If 18A-P succeeds, Intel would leapfrog to competitive parity with TSMC's N2 node expected in volume production later this year. That is a significant if. Intel's track record on process execution over the past decade has been marked by repeated delays, most notably the years-long stumble on what was originally called 10nm. CEO Pat Gelsinger launched the IDM 2.0 strategy in 2021 with a promise to regain process leadership by 2025. Intel is now roughly 18 months behind that target.

The Foundry Revenue Question

Wall Street estimates suggest an Apple foundry contract could generate $4 billion to $6 billion in annual revenue for Intel by 2028, assuming the deal advances beyond preliminary terms. That would make Apple Intel's largest external foundry customer by a wide margin and transform Intel Foundry Services from a money-losing startup into a credible business.

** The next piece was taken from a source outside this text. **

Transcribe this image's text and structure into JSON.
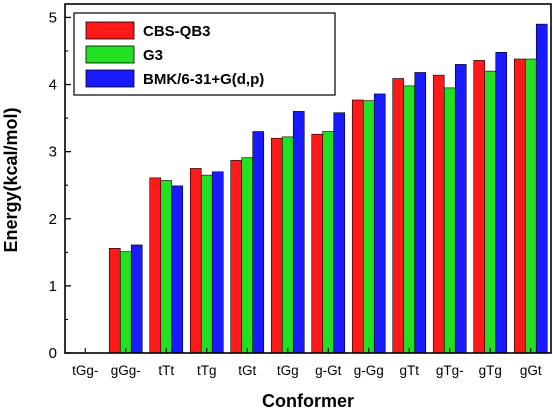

But traders pricing in a full Apple relationship should note the staging. Initial volumes will likely be modest: test wafers and qualification lots through 2027, with meaningful revenue not arriving until fiscal 2028. Intel's foundry segment posted an operating loss of $5.3 billion in fiscal 2025, and narrowing that gap requires not just Apple but a broader book of external customers.

What Comes Next

The next catalyst is Intel's Q2 earnings in late July, where management will provide an update on 18A-P yields and customer engagement. Any formal announcement of Apple production timelines would likely come at Intel's Innovation conference in the fall. In the meantime, the semiconductor sector is digesting Wednesday's hawkish Fed signal, with the Philadelphia Semiconductor Index down 2.1% on the session. Intel's foundry story is a 2027-2028 thesis, but the stock trades on 2026 sentiment, and sentiment just got a jolt of cold water from Chair Warsh's first FOMC meeting.